TA - CR.2001.0246 - 2002-09-19 - c/SA

19 septembre 2002Français6 min

Source vd.ch

Faits

Vu les faits suivants:

A. X.________, né en 1960,

est titulaire d'un permis de conduire pour les catégories A2, B, D2, E; F, et G

depuis le 22 décembre 1978. Le registre des mesures administratives en matière

de circulation routière ne contient aucune inscription à son égard.

B. Le 27 mars 2001,

X.________ a circulé dans la localité de Lausanne, avenue des Figuiers, à une

vitesse de 73 km/h, marge de sécurité déduite, alors que la vitesse maximale

autorisée à cet endroit est de 50 km/h. Le rapport de dénonciation établi par

la police municipale de Lausanne le 27 avril 2001 précise que l'infraction a

été constatée à 23 h 34.

C. Le 8 mai 2001, le

Service des automobiles et de la navigation a informé X.________ qu'un retrait

de son permis serait ordonné, pour une durée d'un mois. Il l'a invité à faire

part de ses observations dans un délai de dix jours. Le 1er juin 2001,

l'intéressé, par l'intermédiaire de son avocat, a sollicité le prononcé d'un

avertissement, faisant valoir son absence d'antécédents et que l'excès de

vitesse constaté ne constituait pas une violation grave des règles de la

circulation routière.

Par décision du 2

juillet 2001, le Service des automobiles et de la navigation a effectivement

ordonné la mesure envisagée, dès et y compris le 14 août 2001, pour contravention

aux articles 27 et 32 de la Loi fédérale sur la circulation routière (LCR).

D. Le 18 juillet 2001,

X.________ a formé recours contre cette décision. Il conclut au prononcé d'un

avertissement. A l'appui de son pourvoi, il expose en substance que le dépassement

de 23 km/h en localité, constitutif d'un cas de gravité moyenne pouvant

entraîner un retrait facultatif, ne justifie pas une telle mesure au regard des

circonstances de l'espèce.
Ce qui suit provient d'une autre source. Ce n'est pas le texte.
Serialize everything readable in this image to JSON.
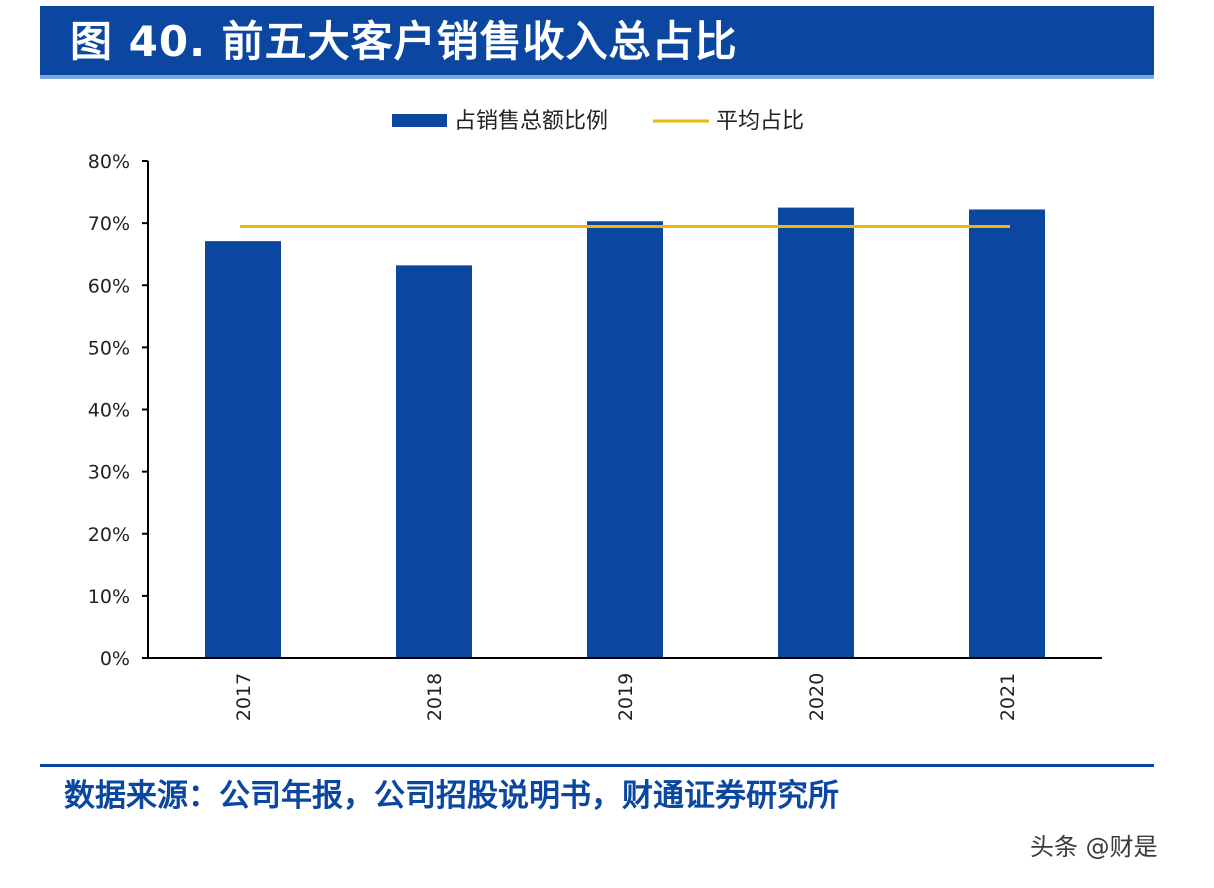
{
  "header": {
    "title": "图 40. 前五大客户销售收入总占比"
  },
  "chart_data": {
    "type": "bar",
    "categories": [
      "2017",
      "2018",
      "2019",
      "2020",
      "2021"
    ],
    "series": [
      {
        "name": "占销售总额比例",
        "kind": "bar",
        "color": "#0b47a1",
        "values": [
          0.671,
          0.632,
          0.703,
          0.725,
          0.722
        ]
      },
      {
        "name": "平均占比",
        "kind": "line",
        "color": "#f2b705",
        "values": [
          0.6945,
          0.6945,
          0.6945,
          0.6945,
          0.6945
        ]
      }
    ],
    "ylim": [
      0,
      0.8
    ],
    "yticks": [
      0,
      0.1,
      0.2,
      0.3,
      0.4,
      0.5,
      0.6,
      0.7,
      0.8
    ],
    "ytick_labels": [
      "0%",
      "10%",
      "20%",
      "30%",
      "40%",
      "50%",
      "60%",
      "70%",
      "80%"
    ],
    "legend_position": "top-center",
    "grid": false,
    "xtick_rotation": "vertical"
  },
  "footer": {
    "source": "数据来源：公司年报，公司招股说明书，财通证券研究所",
    "watermark": "头条 @财是"
  }
}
En considérant en effet qu'il s'agissait d' "une

route droite, dotée d'une excellente visibilité, large, à la descente, et sans

trafic dense à l'heure incriminée [...] et d'un conducteur doté

d'antécédents "zéro" ", l'application de l'art. 16 al. 2

LCR, sous la forme d' "un retrait facultatif en quelque sorte

obligatoire, plus précisément dit "automatique" ", contreviendrait

au principe de la proportionnalité, garanti par la Constitution fédérale.

Le Service des

automobiles et de la navigation a renoncé à répondre à ce recours.

Le recourant ayant

renoncé à solliciter une audience dans le délai qui lui était accordé pour ce

faire, le tribunal a statué par voie de circulation.

Considérants

1.

Déposé en temps utile,

le recours satisfait aux conditions formelles énoncées à l'art. 31 de la loi du

18.

décembre 1989 sur la juridiction et la procédure administrative (LJPA). Il y

a donc lieu d'entrer en matière.

2.

Selon la jurisprudence

du Tribunal fédéral, un dépassement de 21 à 24 km/h de la vitesse maximale de

50.

km/h autorisée dans les localités constitue objectivement, c'est-à-dire sans

égard aux circonstances concrètes, un cas de moyenne gravité, qui, sauf

circonstances particulières, doit entraîner un retrait de permis de conduire

(ATF 126 II 196 consid. 2a, 124 II 97 ss). Cette jurisprudence ne dispense

toutefois pas l'autorité de retrait d'examiner les circonstances du cas

concret. D'une part, l'importance de la mise en danger et celle de la faute

doivent être appréciées, afin de déterminer quel doit être la durée du retrait.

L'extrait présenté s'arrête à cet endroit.